This event has passed.
  • Friday from 06:00 pm until 09:00 pm, Feb 07 2014
  • Every Monday to Friday from 11:00 am until 06:00 pm, Feb 08 2014 to Feb 20 2014
  • Mark Hashem Galery, Capital Garden, Salloum Street, Mina El Hosn, Beirut, Lebanon
  • Exhibitions, Arts & Culture
  • www.fatimamortada.com

LABYRINTH BY ARTIST FATIMA MORTADA

Artist’s Statement

I’m a traveller, a nomad and a stranger in a world of change, flux and mobility. I am also a storyteller, a spinster and a knitter.

Sometimes I forget that I am an artist, thinking that I am a political activist of some kind. After all, isn’t art supposed to change the world?

I do not like categorizing and boundaries. I do not believe in “The ONE”, for complexity, richness and reality are held upon binary and multiplicity systems. These systems acknowledge the right of being different and allow the nomadic experiments movement through variations of concepts and mediums.

I do not entertain people. Neither I provide them with beautiful ornaments to decorate their places with.

I simply say what I have to say, and to me, reality is much more sexier than pornography.

I aim to comprehend the effect of conflict in the Middle East on presenting images of the human body in art works. Hence, the work is directly concerned in examining the body image and its transformation through the conflict background.

There is an intense presence of conflict in the Middle East, and a drastic absence of dealing with the body in art works. It is noted that addressing the body in its sexual presence in life’s everydayness is still a taboo in the Arab world; although the everyday struggle with this particular theme is profoundly relevant to the debates arising around the questions of identity and sexuality in the region.

I believe that every work of art that involves a human figure is a work that tells a story. Hence, by using different visual approaches of presenting the body in my works, I transform into a storyteller. These approaches are most convenient to the nomadic and open quality of my art. I am not fixed to one medium of expression such as painting. I prefer drawing to painting and sometimes drawing does not feel enough to depict the sensation or the concept I try to capture. Lately, I am interested in threads, sewing, knitting, weaving, and finding interesting theoretical underpinning of my practice in the mythology of weaving and knitting and their relation to women and gender roles.
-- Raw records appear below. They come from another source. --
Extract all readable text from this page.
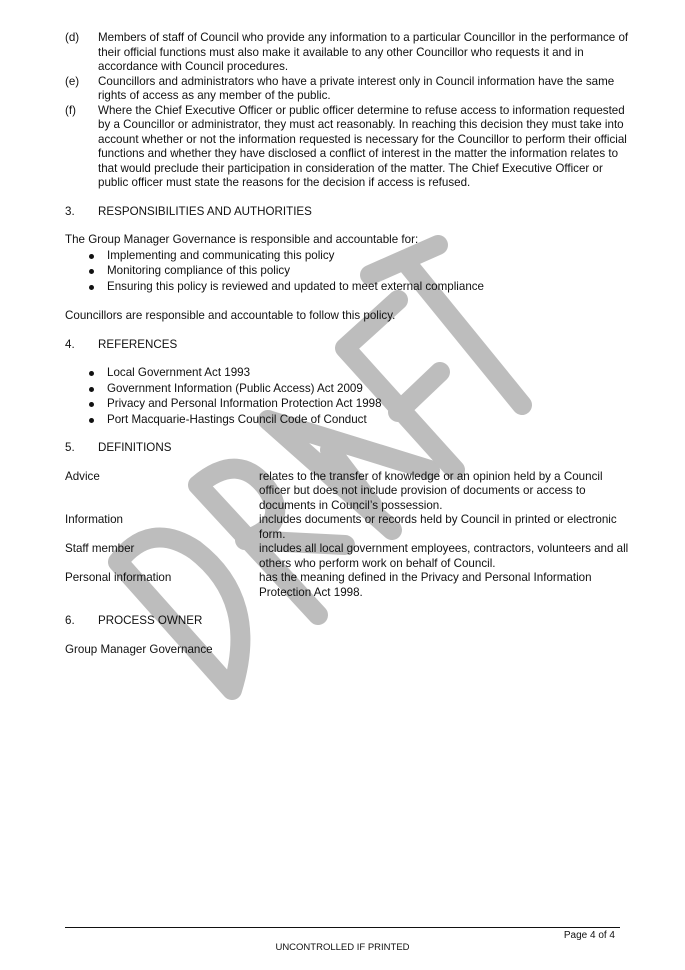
(d)	Members of staff of Council who provide any information to a particular Councillor in the performance of their official functions must also make it available to any other Councillor who requests it and in accordance with Council procedures.
(e)	Councillors and administrators who have a private interest only in Council information have the same rights of access as any member of the public.
(f)	Where the Chief Executive Officer or public officer determine to refuse access to information requested by a Councillor or administrator, they must act reasonably. In reaching this decision they must take into account whether or not the information requested is necessary for the Councillor to perform their official functions and whether they have disclosed a conflict of interest in the matter the information relates to that would preclude their participation in consideration of the matter. The Chief Executive Officer or public officer must state the reasons for the decision if access is refused.
3.	RESPONSIBILITIES AND AUTHORITIES

The Group Manager Governance is responsible and accountable for:

Implementing and communicating this policy
Monitoring compliance of this policy
Ensuring this policy is reviewed and updated to meet external compliance

Councillors are responsible and accountable to follow this policy.

4.	REFERENCES
Local Government Act 1993
Government Information (Public Access) Act 2009
Privacy and Personal Information Protection Act 1998
Port Macquarie-Hastings Council Code of Conduct
5.	DEFINITIONS
Advice	relates to the transfer of knowledge or an opinion held by a Council officer but does not include provision of documents or access to documents in Council’s possession.
Information	includes documents or records held by Council in printed or electronic form.
Staff member	includes all local government employees, contractors, volunteers and all others who perform work on behalf of Council.
Personal information	has the meaning defined in the Privacy and Personal Information Protection Act 1998.
6.	PROCESS OWNER

Group Manager Governance

Page 4 of 4
UNCONTROLLED IF PRINTED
The human body is an expressive space, which contributes to the significance of personal actions. The body is also the origin of expressive movement, and is a medium for perception of the world. Bodily experience gives perception a meaning beyond that established simply by thought. The idea of the body cannot be separated from the experience of the body. Hence, if our body is the medium that is responsible for establishing and developing our consciousness, then it is possible to claim that our own perception of our body constitutes the concept of our identity. This idea, accordingly, allows the existence of the strong linkage between the body image formation and the identity formation. It may also allow the presentation of the identity in its physical manifestations: images of the body, which can be of some benefit in the field of visual arts. And, if there is no fixed identity, then there is no fixed body, even in its concrete physical state, where the movement of the change and transformation would also suggest a rich theme for visual art projects.



About the Labyrinth

Labyrinth aims to trouble the relation between the body and the pre-supposed perceptions about the body. Labyrinth troubles the pseudo distinction between the two genders. Labyrinth points to confuse the viewer and makes him/her re- conceptualise his/her assumptions about the body.
What is the Body? It is not a question, but, regarding these works, it is the snake in the grass that disorders the identity of gender. Hence, the question is: Is the gendering of the body a prior given, or is it subjected to cultural conditions?
Correspondingly, the works are an invitation to enter the Labyrinth of this question.